21/01/2011 -
Por Arthur Virmond de Lacerda Neto
Da
mesma forma como, no andar dos tempos, alteram-se os costumes e os
valores, também se modificam o sentido e o uso de certas palavras.
Assim, por exemplo, o verbo assistir, em seu sentido primevo,
correspondia a residir, morar, habitar: “Assisto em Curitiba” equivalia a
“Resido em Curitiba”; o adjetivo gerais significava, no século 18,
distantes, de onde as Minas Gerais, ou seja, os filões distantes. O
substantivo tratante significava comerciante, mercador, ao passo que,
hodiernamente, aponta para o prestador de serviços impontual ou
incorreto.
Outros vocábulos adquiriram conotação depreciativa, a
exemplo de polonês (quando o correto é polaco), de traste (que significa
objeto de uso doméstico) e de veado que, nominando um animal, indica,
em Portugal, o marido traído e, no Brasil, o homossexual (ao passo que o
equivalente português de veado é paneleiro).
Cuida-se de termo
de elevado teor preconceituoso e pejorativo. Irrogá-lo a alguém importa
em ofendê-lo de modo tão mais grave quanto mais intensa a homofobia de
quem o profere ou de quem o recebe.
Dantes, contudo, parece não haver sido assim, pelo que sugere uma passagem dramatúrgica de Antonio José da Silva.
Alcunhado
de “o judeu”, Antonio José da Silva era brasileiro, natural do Rio do
Janeiro, onde nasceu em 1705, filho de pais adeptos do judaísmo e
cristãos-novos, ou seja, descendentes de judeus convertidos aos
cristianismo, em uma época em que professar-se o judaísmo subalternizava
socialmente os seus praticantes, em Portugal, na Espanha e na restante
Europa, de que constitui exemplo a ordem emitida em 1713 por D. João V
de que todos os hebraizantes residentes no Brasil deveriam ser
encarcerados pela Inquisição, em Lisboa.
Disto resultou a
transferência de Antonio da Silva para aquela cidade e, depois, para
Coimbra, onde matriculou-se em Direito Canônico. No ano de sua
formatura, 1726, a Inquisição prendeu-o e, submetendo-o a tormentos,
despedaçou-lhe alguns dedos.
Conhecido pelo seu talento poético,
advogava em Lisboa e produzia peças teatrais, de que a primeira
correspondeu à “História de D. Quixote”, estreada em 1733, seguida, no
ano seguinte, por “Esopaida” e, em 1734, pela exitosa “Os encantos de
Medéia”. Seguiram “O labirinto de Creta” (em 1736) e “Guerras do
alecrim” (1737).
Denunciado por uma sua escrava por guardar o
sábado e, portanto, professar o judaísmo, foi novamente encarcerado pela
inquisição e condenado à morte. Garroteado em auto de fé realizado em
1739, queimou-se-lhe o cadáver imediatamente a seguir.
Na
“Esopaida”, o personagem escravo Esopo dirige-se à mulher do seu senhor
por estes termos: “Já que me puxa pela língua, deixe-a agora comigo.
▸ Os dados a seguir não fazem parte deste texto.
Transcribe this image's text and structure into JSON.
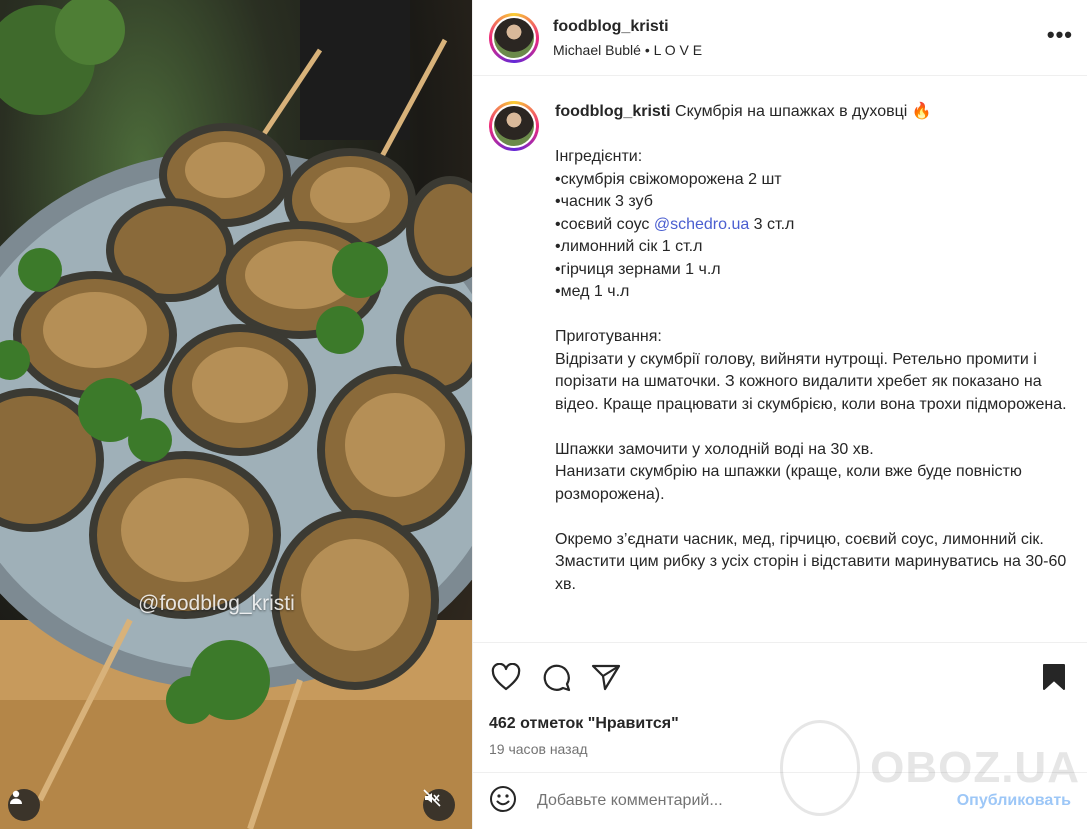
{
  "header": {
    "username": "foodblog_kristi",
    "music": "Michael Bublé • L O V E",
    "more_icon": "more-horizontal-icon"
  },
  "media": {
    "watermark": "@foodblog_kristi"
  },
  "caption": {
    "username": "foodblog_kristi",
    "title": "Скумбрія на шпажках в духовці",
    "title_emoji": "🔥",
    "ingredients_heading": "Інгредієнти:",
    "ingredients": [
      "•скумбрія свіжоморожена 2 шт",
      "•часник 3 зуб",
      "•соєвий соус ",
      "•лимонний сік 1 ст.л",
      "•гірчиця зернами 1 ч.л",
      "•мед 1 ч.л"
    ],
    "soy_mention": "@schedro.ua",
    "soy_amount": " 3 ст.л",
    "prep_heading": "Приготування:",
    "prep_1": "Відрізати у скумбрії голову, вийняти нутрощі. Ретельно промити і порізати на шматочки. З кожного видалити хребет як показано на відео. Краще працювати зі скумбрією, коли вона трохи підморожена.",
    "prep_2a": "Шпажки замочити у холодній воді на 30 хв.",
    "prep_2b": "Нанизати скумбрію на шпажки (краще, коли вже буде повністю розморожена).",
    "prep_3a": "Окремо з’єднати часник, мед, гірчицю, соєвий соус, лимонний сік.",
    "prep_3b": "Змастити цим рибку з усіх сторін і відставити маринуватись на 30-60 хв."
  },
  "actions": {
    "likes": "462 отметок \"Нравится\"",
    "time": "19 часов назад"
  },
  "comment": {
    "placeholder": "Добавьте комментарий...",
    "post_label": "Опубликовать"
  },
  "overlay_watermark": "OBOZ.UA"
}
Parece muito mal. Senhora Eurípides, que vossa mercê se agaste com o
senhor seu marido, por lhe comprar um escravo feio. Pois que queria?
Queria um servo gentil-homem para ficar cativa dele? Queria um rapagão,
roliço, alvo e louro, olhos azuis, com o corpo à inglesa e pernas à
francesa, para que logo meu senhor com tal escravo ficasse veado?”.